A senior State Department official told a Senate panel Hillary Clinton’s use of a private email while serving as secretary of state was “not acceptable” Wednesday as lawmakers questioned whether Clinton had violated open records laws.
Joyce Barr, assistant secretary of administration at the State Department, attempted to assure concerned members of the Senate Judiciary Committee that her agency had taken steps to prevent another massive record-keeping failure from occurring.
Sen. John Cornyn, R-Texas, pressed Barr for details of a fledgling inspector general review of the State Department’s archiving systems, which Secretary John Kerry requested after news of Clinton’s private email use sparked outrage.
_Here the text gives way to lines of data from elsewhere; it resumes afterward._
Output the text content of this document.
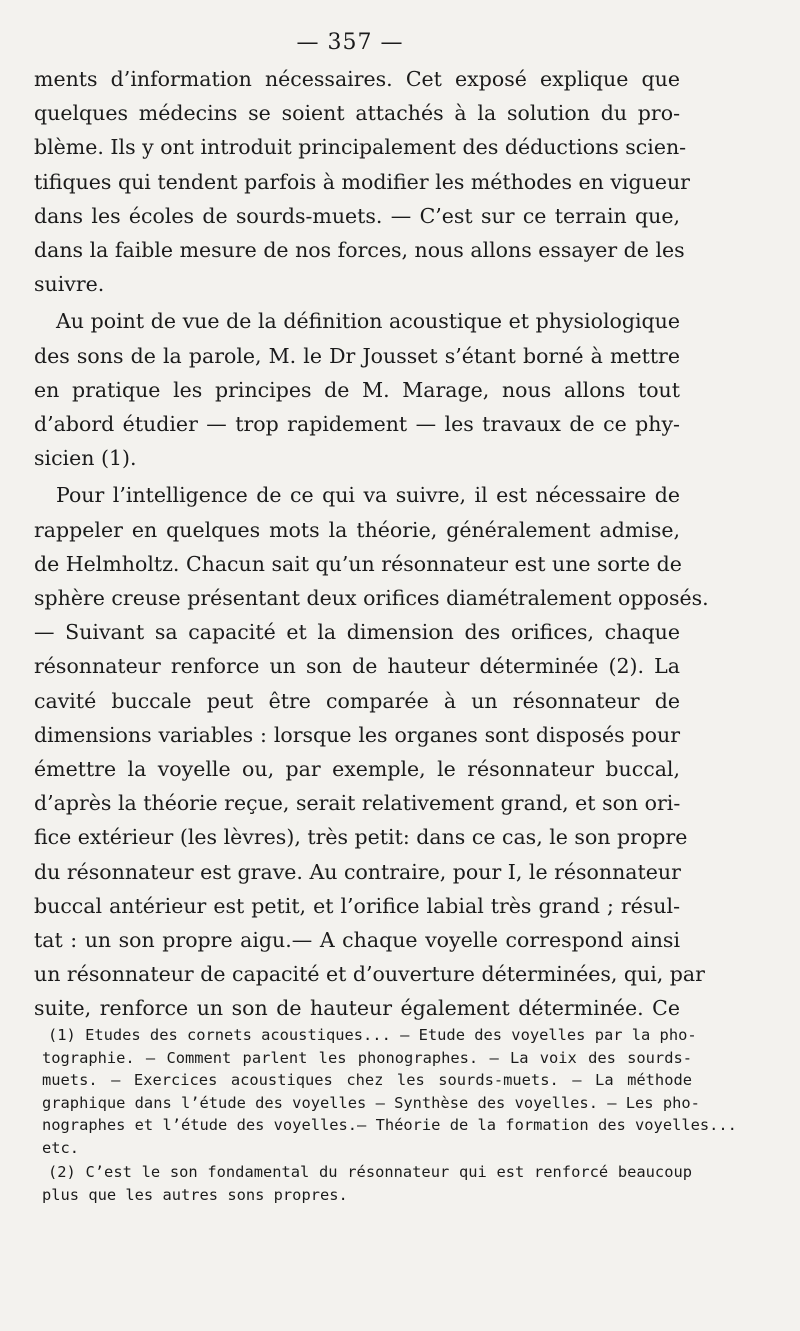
— 357 —
ments d’information nécessaires. Cet exposé explique que
quelques médecins se soient attachés à la solution du pro-
blème. Ils y ont introduit principalement des déductions scien-
tifiques qui tendent parfois à modifier les méthodes en vigueur
dans les écoles de sourds-muets. — C’est sur ce terrain que,
dans la faible mesure de nos forces, nous allons essayer de les
suivre.
Au point de vue de la définition acoustique et physiologique
des sons de la parole, M. le Dr Jousset s’étant borné à mettre
en pratique les principes de M. Marage, nous allons tout
d’abord étudier — trop rapidement — les travaux de ce phy-
sicien (1).
Pour l’intelligence de ce qui va suivre, il est nécessaire de
rappeler en quelques mots la théorie, généralement admise,
de Helmholtz. Chacun sait qu’un résonnateur est une sorte de
sphère creuse présentant deux orifices diamétralement opposés.
— Suivant sa capacité et la dimension des orifices, chaque
résonnateur renforce un son de hauteur déterminée (2). La
cavité buccale peut être comparée à un résonnateur de
dimensions variables : lorsque les organes sont disposés pour
émettre la voyelle ou, par exemple, le résonnateur buccal,
d’après la théorie reçue, serait relativement grand, et son ori-
fice extérieur (les lèvres), très petit: dans ce cas, le son propre
du résonnateur est grave. Au contraire, pour I, le résonnateur
buccal antérieur est petit, et l’orifice labial très grand ; résul-
tat : un son propre aigu.— A chaque voyelle correspond ainsi
un résonnateur de capacité et d’ouverture déterminées, qui, par
suite, renforce un son de hauteur également déterminée. Ce
(1) Etudes des cornets acoustiques... — Etude des voyelles par la pho-
tographie. — Comment parlent les phonographes. — La voix des sourds-
muets. — Exercices acoustiques chez les sourds-muets. — La méthode
graphique dans l’étude des voyelles — Synthèse des voyelles. — Les pho-
nographes et l’étude des voyelles.— Théorie de la formation des voyelles...
etc.
(2) C’est le son fondamental du résonnateur qui est renforcé beaucoup
plus que les autres sons propres.
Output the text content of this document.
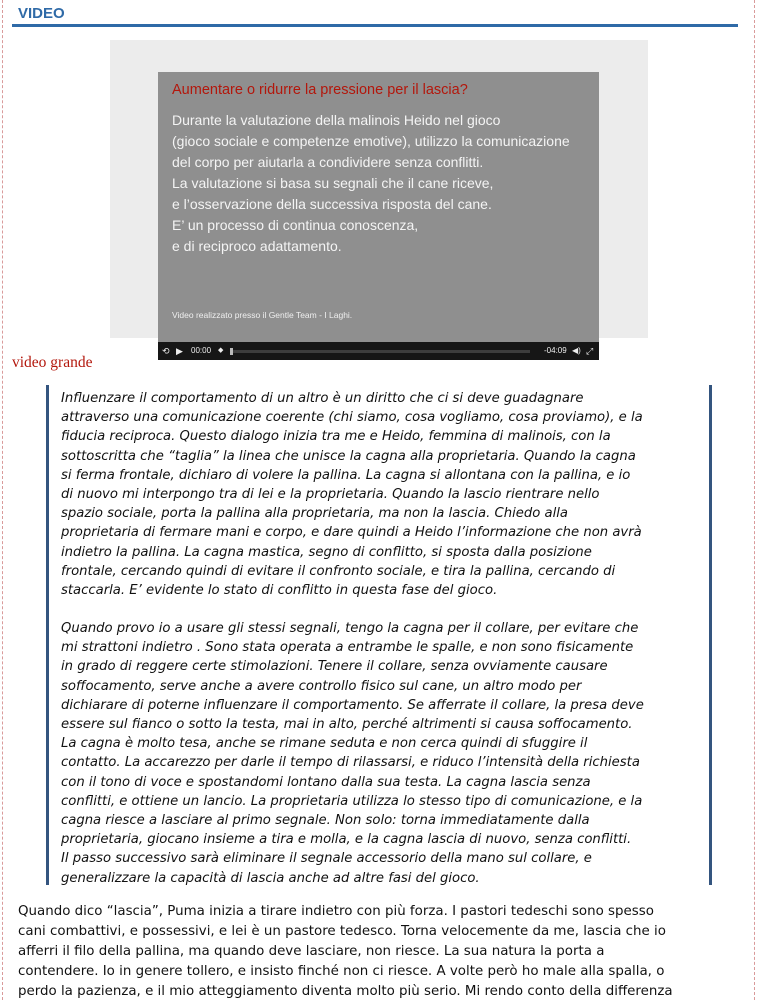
VIDEO
Aumentare o ridurre la pressione per il lascia?
Durante la valutazione della malinois Heido nel gioco
(gioco sociale e competenze emotive), utilizzo la comunicazione
del corpo per aiutarla a condividere senza conflitti.
La valutazione si basa su segnali che il cane riceve,
e l’osservazione della successiva risposta del cane.
E’ un processo di continua conoscenza,
e di reciproco adattamento.
Video realizzato presso il Gentle Team - I Laghi.
⟲ ▶ 00:00 ◆	-04:09 ◀) ⤢
video grande

Influenzare il comportamento di un altro è un diritto che ci si deve guadagnare
attraverso una comunicazione coerente (chi siamo, cosa vogliamo, cosa proviamo), e la
fiducia reciproca. Questo dialogo inizia tra me e Heido, femmina di malinois, con la
sottoscritta che “taglia” la linea che unisce la cagna alla proprietaria. Quando la cagna
si ferma frontale, dichiaro di volere la pallina. La cagna si allontana con la pallina, e io
di nuovo mi interpongo tra di lei e la proprietaria. Quando la lascio rientrare nello
spazio sociale, porta la pallina alla proprietaria, ma non la lascia. Chiedo alla
proprietaria di fermare mani e corpo, e dare quindi a Heido l’informazione che non avrà
indietro la pallina. La cagna mastica, segno di conflitto, si sposta dalla posizione
frontale, cercando quindi di evitare il confronto sociale, e tira la pallina, cercando di
staccarla. E’ evidente lo stato di conflitto in questa fase del gioco.

Quando provo io a usare gli stessi segnali, tengo la cagna per il collare, per evitare che
mi strattoni indietro . Sono stata operata a entrambe le spalle, e non sono fisicamente
in grado di reggere certe stimolazioni. Tenere il collare, senza ovviamente causare
soffocamento, serve anche a avere controllo fisico sul cane, un altro modo per
dichiarare di poterne influenzare il comportamento. Se afferrate il collare, la presa deve
essere sul fianco o sotto la testa, mai in alto, perché altrimenti si causa soffocamento.
La cagna è molto tesa, anche se rimane seduta e non cerca quindi di sfuggire il
contatto. La accarezzo per darle il tempo di rilassarsi, e riduco l’intensità della richiesta
con il tono di voce e spostandomi lontano dalla sua testa. La cagna lascia senza
conflitti, e ottiene un lancio. La proprietaria utilizza lo stesso tipo di comunicazione, e la
cagna riesce a lasciare al primo segnale. Non solo: torna immediatamente dalla
proprietaria, giocano insieme a tira e molla, e la cagna lascia di nuovo, senza conflitti.
Il passo successivo sarà eliminare il segnale accessorio della mano sul collare, e
generalizzare la capacità di lascia anche ad altre fasi del gioco.

Quando dico “lascia”, Puma inizia a tirare indietro con più forza. I pastori tedeschi sono spesso
cani combattivi, e possessivi, e lei è un pastore tedesco. Torna velocemente da me, lascia che io
afferri il filo della pallina, ma quando deve lasciare, non riesce. La sua natura la porta a
contendere. Io in genere tollero, e insisto finché non ci riesce. A volte però ho male alla spalla, o
perdo la pazienza, e il mio atteggiamento diventa molto più serio. Mi rendo conto della differenza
“You don’t have any way of verifying that you have all of the official emails” Clinton sent and received on a server she constructed to host all her communications while in office, Cornyn noted.
Barr admitted the agency had “taken [Clinton’s] word” that the 55,000 pages of emails the former secretary provided contained all relevant records.
Cornyn demanded to know whether Barr would be concerned about a “premeditated and deliberate attempt … by a high-level government official to set up a personal email system in a way that would circumvent all the laws Congress has passed to enforce the public’s right to know.”
Barr said she would “in theory” have concerns about such a situation.
“The message is loud and clear that that is not acceptable,” she said.
The hearing on ways to improve public access to government records came amid intense scrutiny of Clinton’s conduct while secretary of state given revelations that she shielded her communications from archiving requirements.
Questions about whether foreign donations to her family’s charity influenced her decisions as the nation’s chief diplomat have only increased pressure on her camp to release the entire contents of the server.